The scene on the street was chaos. Strobe lights from police cars, ambulances, and fire trucks surrounded the building. A crowd of onlookers had gathered along the road, gawking at the destruction. Emergency contractors debated how to deal with the large robot thrashing about on the pavement.
Dana approached the nearest law-enforcement merc she could find and flashed her badge, "What's the situation?"
"Hoping you could tell me," the officer said, slouching against his patrol car. "The building's International territory, supposed to have UN support, but I guess ya'll're a little overwhelmed at the moment."

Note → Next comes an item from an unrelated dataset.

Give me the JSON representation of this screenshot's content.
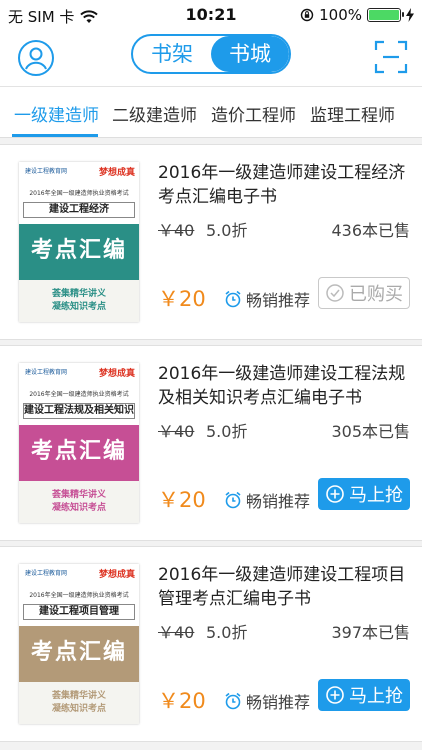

Dana nodded, "Dana Sumerral. I'm authorized to enlist contractors."
He extended a hand, "NoVa Security and Rescue at your service."
Dana shook the officer's hand, "That robot's evidence. We've got to disable it quickly, doing as little damage as possible."
"As you can see, it's doing plenty of damage itself." the officer replied, gesturing to the large gouges in the pavement.
"Get an axe," Dana slapped the man on the arm and he was off.
"Excuse me," a female officer strode over to Dana and Devin. "That guy's with NoVa S&R. This is Monument Security's territory." She pointed at the badge on her right arm. It portrayed the Washington Monument.
"Kudos," Dana's tone was flat, sarcastic, "but this street is International Territory."
Devin watched Dana fold her arms over her chest and enter the woman's personal space. They looked like two male walruses competing for a harem to him. His respect for Dana increased dramatically.
The woman hefted her chest up to match Dana's, "You appear overwhelmed."
Just then, the anxious young officer showed up, axe in hand. Upon seeing the Monument S&R officer, he took an almost warlike stance with the tool, "Back off scab. I've already made this sale."
"You're out of your jurisdiction, "the woman snapped.
"It's a free market!" the officer snapped back in almost comical authoritativeness.
"How much for the axe?" Dana broke in.
"Huh?" the two quibbling contractors replied.
"What'll you sell me the axe for?" Dana put her forefingers in the NoVa S&R officer's chest.
"Fifty dollars?" he said.
"Sold!" Dana snapped up the axe and marched toward the LD-50 bot.